Shorter Working Week Threatens Cigarette Breaks

      July 31, 2018 08:29

      Smokers who sneak out of the office for a cigarette during the shorter working week are increasingly under scrutiny from bosses who think that productivity is to be measured by long ineffectual hours at the desk.

      One office worker with a large retailer who smokes about half a pack a day has already had to cut back as his employer banned cigarette breaks at the busiest times.

      "Most of my coworkers who smoke seem to be voluntarily cutting back," he said. "Many smoke either at lunch or before and after office hours."

      Some big businesses keep electronic tabs on when staff leave and return to the office and cut it out of their working hours.
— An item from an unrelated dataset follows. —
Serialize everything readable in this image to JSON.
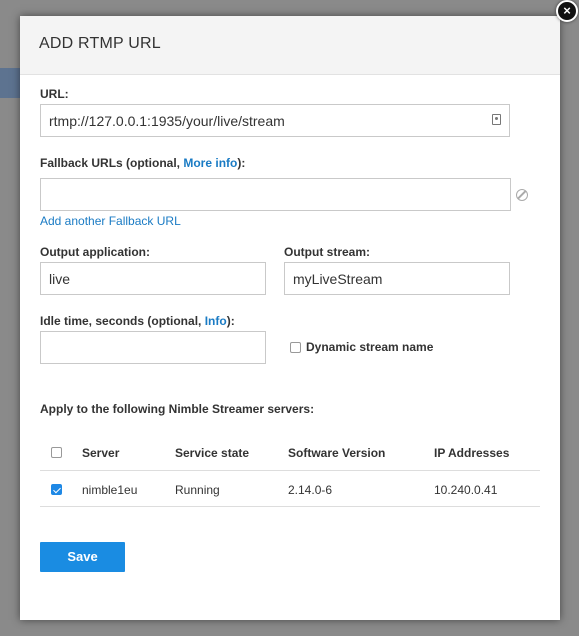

One worker for a large IT company said, "Although smokers don't face clear-cut disadvantages, the electronic trail they leave behind each time they head out for a smoke makes them a bit uneasy."

      Some traditionalists worry that cigarette breaks harm productivity. The Korea Health Promotion Institute contracted Ewha Womans University to assess the amount of time workers spend smoking at the office, which tallied it at an average of 41 minutes a day. 
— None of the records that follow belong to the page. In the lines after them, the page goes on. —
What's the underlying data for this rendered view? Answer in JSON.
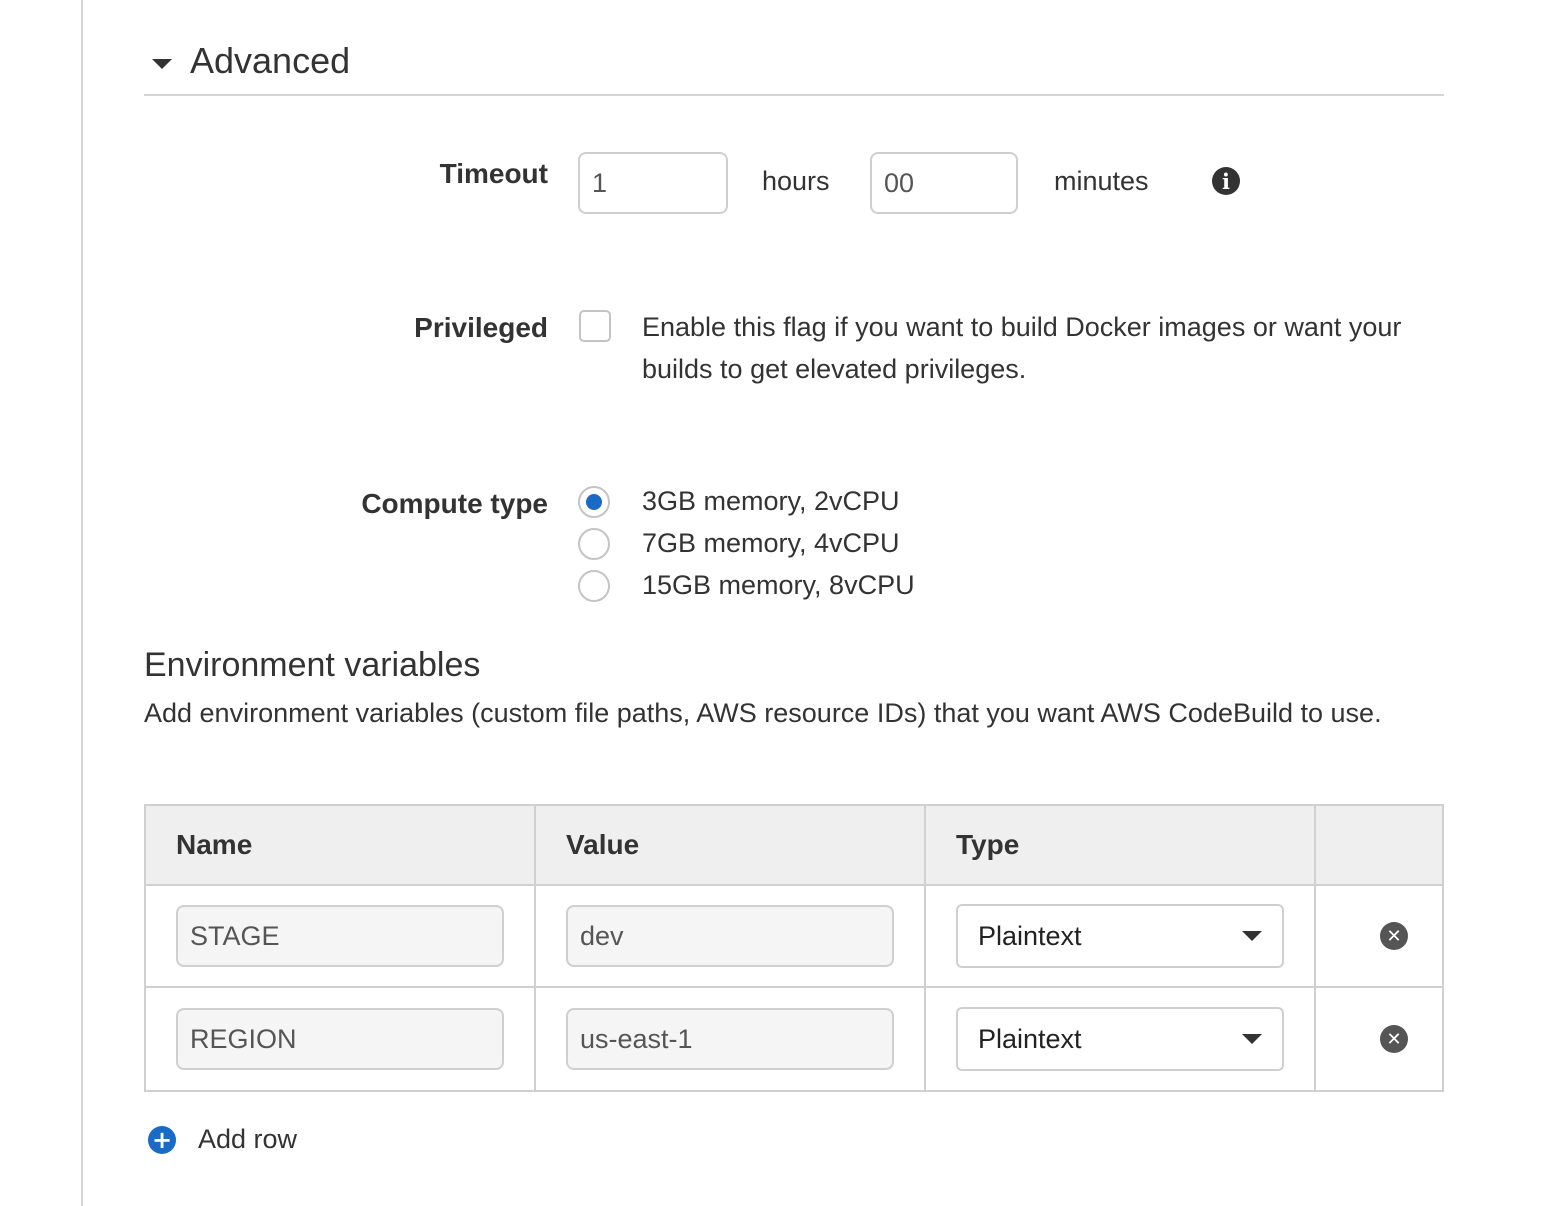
{
  "advanced": {
    "title": "Advanced",
    "timeout": {
      "label": "Timeout",
      "hours_value": "1",
      "hours_unit": "hours",
      "minutes_value": "00",
      "minutes_unit": "minutes",
      "info_icon": "info-icon"
    },
    "privileged": {
      "label": "Privileged",
      "checked": false,
      "description": "Enable this flag if you want to build Docker images or want your builds to get elevated privileges."
    },
    "compute_type": {
      "label": "Compute type",
      "options": [
        {
          "label": "3GB memory, 2vCPU",
          "selected": true
        },
        {
          "label": "7GB memory, 4vCPU",
          "selected": false
        },
        {
          "label": "15GB memory, 8vCPU",
          "selected": false
        }
      ]
    }
  },
  "env_vars": {
    "title": "Environment variables",
    "description": "Add environment variables (custom file paths, AWS resource IDs) that you want AWS CodeBuild to use.",
    "columns": [
      "Name",
      "Value",
      "Type"
    ],
    "rows": [
      {
        "name": "STAGE",
        "value": "dev",
        "type": "Plaintext"
      },
      {
        "name": "REGION",
        "value": "us-east-1",
        "type": "Plaintext"
      }
    ],
    "add_row_label": "Add row"
  },
  "colors": {
    "accent": "#1b6ac6",
    "border": "#d0d0d0",
    "header_bg": "#efefef"
  }
}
      Workers smoke outside of an office building in Yeouido, Seoul on July 19.

      The university studied seven companies that employ on average 1,009 workers, and then boldly tried to tally the financial loss, regardless whether the workers had assembly-line jobs where presence at the post might translate into actual productivity or whether they would otherwise just sit at their desk surfing the web.

      It arrived at a tentative figure of W3.18 million lost per employee a year based on a daily wage of W155,000 (US$1=W1,120).
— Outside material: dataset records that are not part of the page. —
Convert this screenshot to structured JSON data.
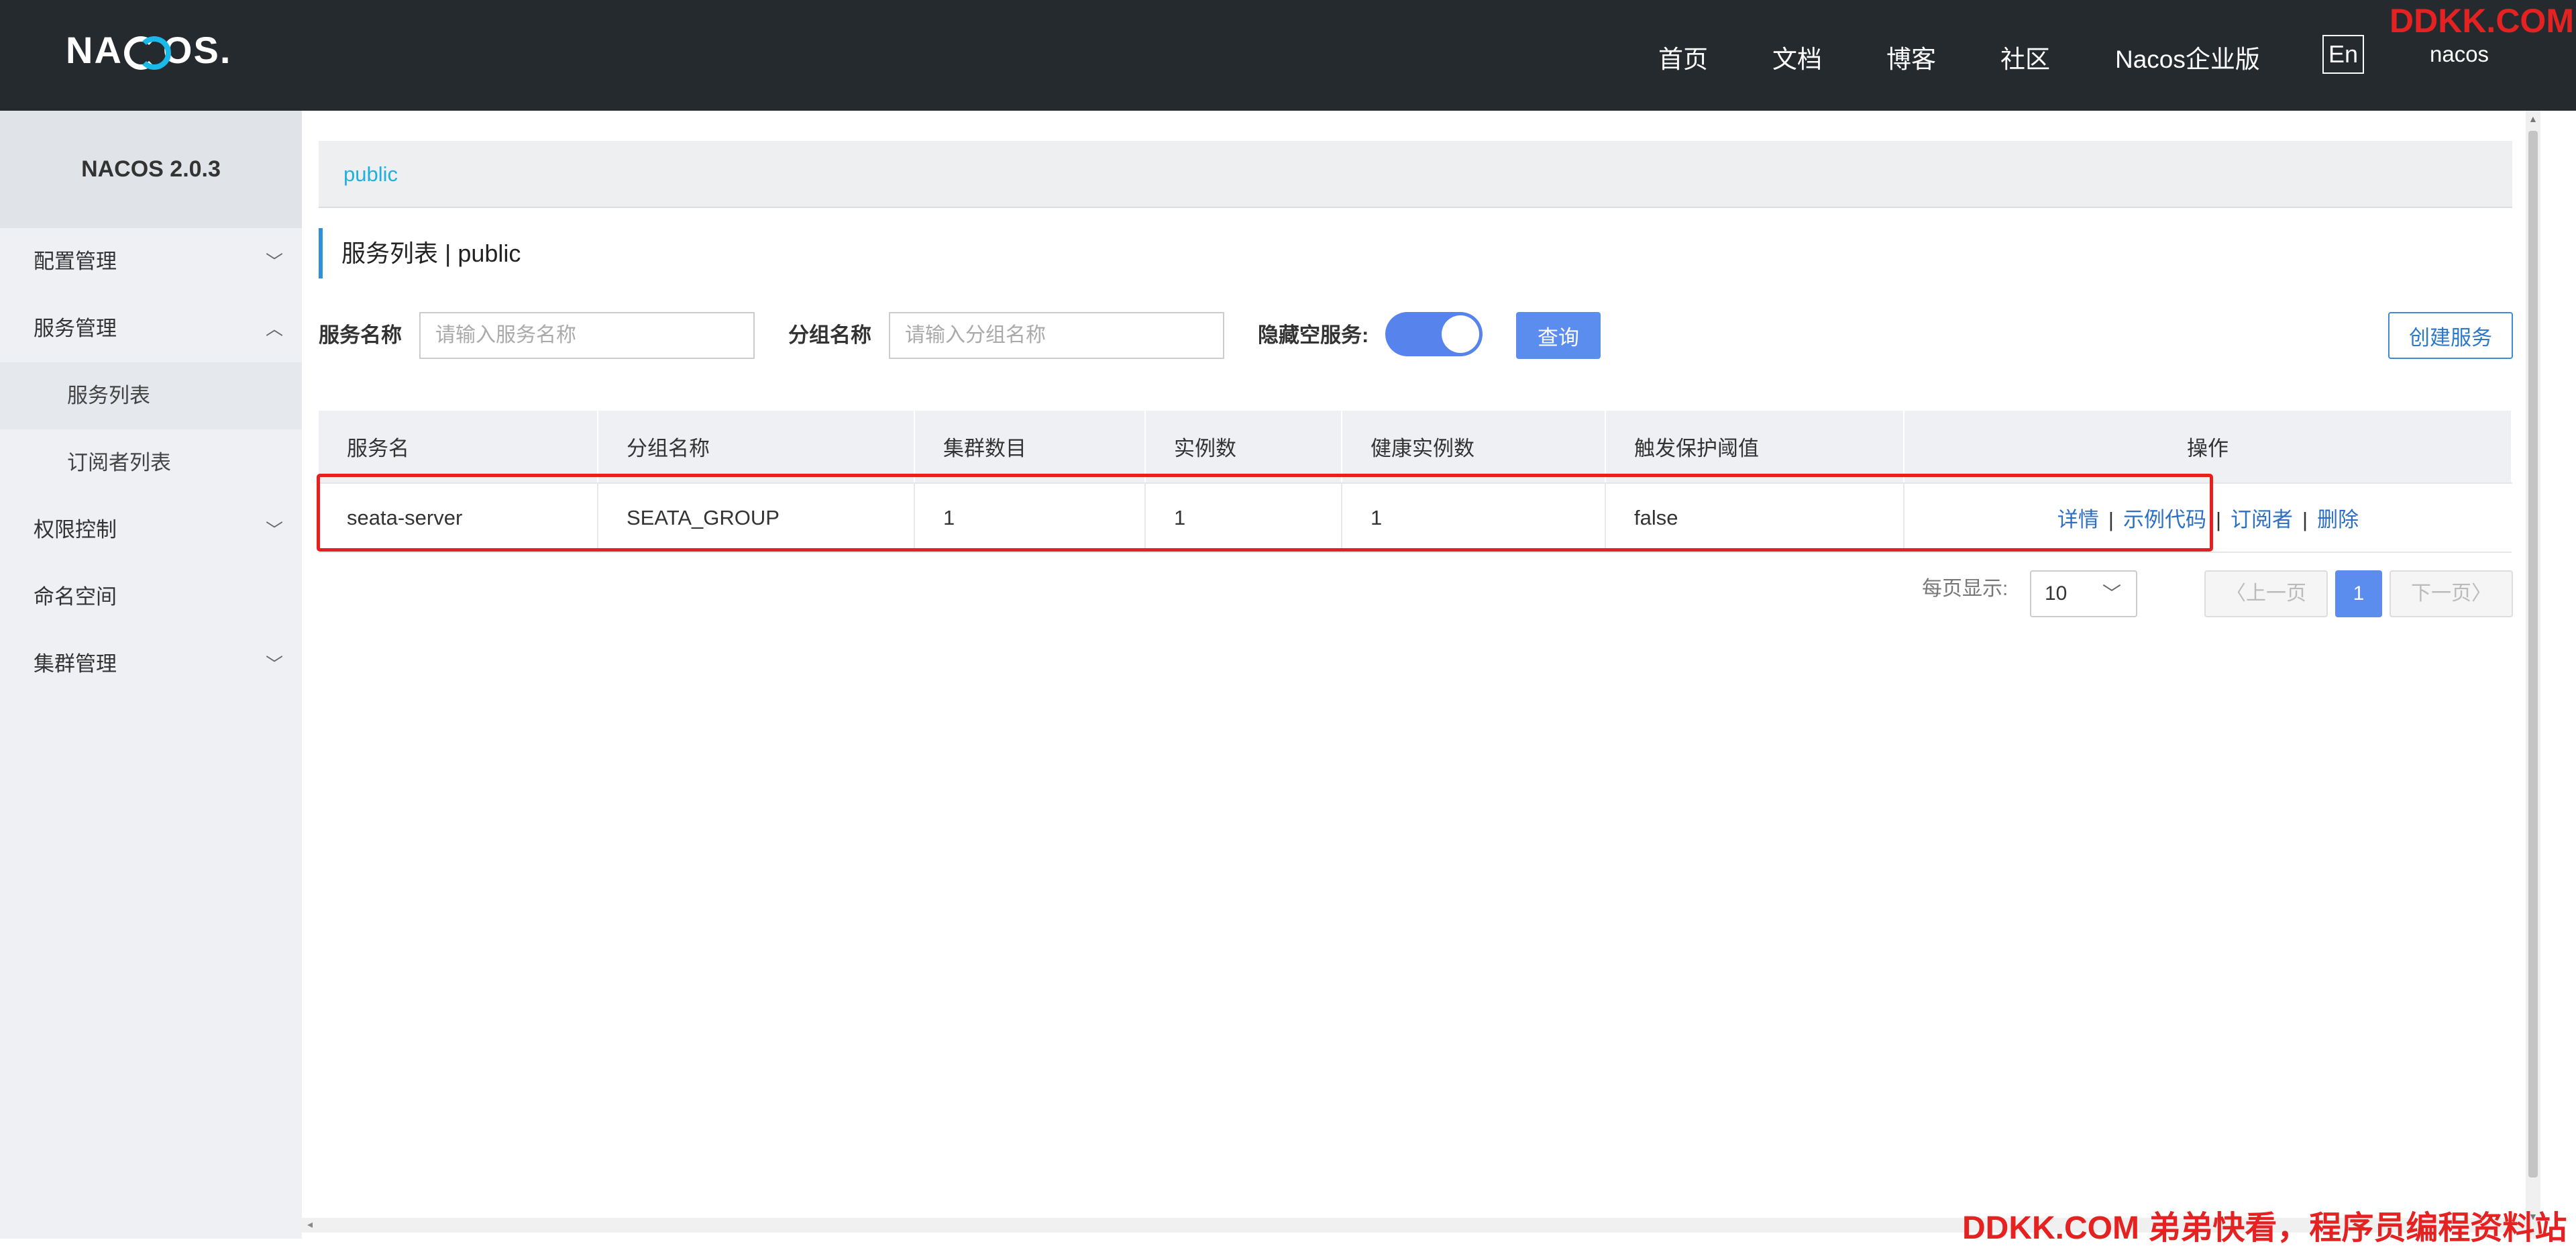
{
  "header": {
    "logo_text_1": "NA",
    "logo_text_2": "OS",
    "logo_dot": ".",
    "nav": [
      "首页",
      "文档",
      "博客",
      "社区",
      "Nacos企业版"
    ],
    "lang": "En",
    "user": "nacos",
    "watermark": "DDKK.COM"
  },
  "sidebar": {
    "title": "NACOS 2.0.3",
    "items": [
      {
        "label": "配置管理",
        "chevron": "⌵"
      },
      {
        "label": "服务管理",
        "chevron": "^"
      },
      {
        "label": "服务列表"
      },
      {
        "label": "订阅者列表"
      },
      {
        "label": "权限控制",
        "chevron": "⌵"
      },
      {
        "label": "命名空间"
      },
      {
        "label": "集群管理",
        "chevron": "⌵"
      }
    ]
  },
  "main": {
    "namespace": "public",
    "title": "服务列表  |  public",
    "filters": {
      "service_label": "服务名称",
      "service_placeholder": "请输入服务名称",
      "group_label": "分组名称",
      "group_placeholder": "请输入分组名称",
      "hide_empty_label": "隐藏空服务:",
      "query_button": "查询",
      "create_button": "创建服务"
    },
    "table": {
      "headers": [
        "服务名",
        "分组名称",
        "集群数目",
        "实例数",
        "健康实例数",
        "触发保护阈值",
        "操作"
      ],
      "rows": [
        {
          "name": "seata-server",
          "group": "SEATA_GROUP",
          "clusters": "1",
          "instances": "1",
          "healthy": "1",
          "threshold": "false",
          "ops": [
            "详情",
            "示例代码",
            "订阅者",
            "删除"
          ]
        }
      ]
    },
    "pagination": {
      "page_size_label": "每页显示:",
      "page_size": "10",
      "prev": "上一页",
      "current": "1",
      "next": "下一页"
    }
  },
  "watermark_bottom": "DDKK.COM 弟弟快看，程序员编程资料站",
  "colors": {
    "header_bg": "#252a2f",
    "accent": "#5b8def",
    "link": "#2c6fc4",
    "highlight": "#e61f1f"
  }
}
      Ahn Jung-hoon, a professor at Ewha, said, "The lost time does not include the time it takes for smokers to leave and return to the office, so the actual losses in productivity are probably bigger."

      On the other hand, workers who smoke less may be healthier. The study estimated that if workers quit smoking, they will spend around a W530,000 less on medical costs five years later.

      Kim Kwang-kee, a professor at Inje University, said, "We should no longer approach smoking as a personal problem but look at it as a crisis that requires the government to lead prevention."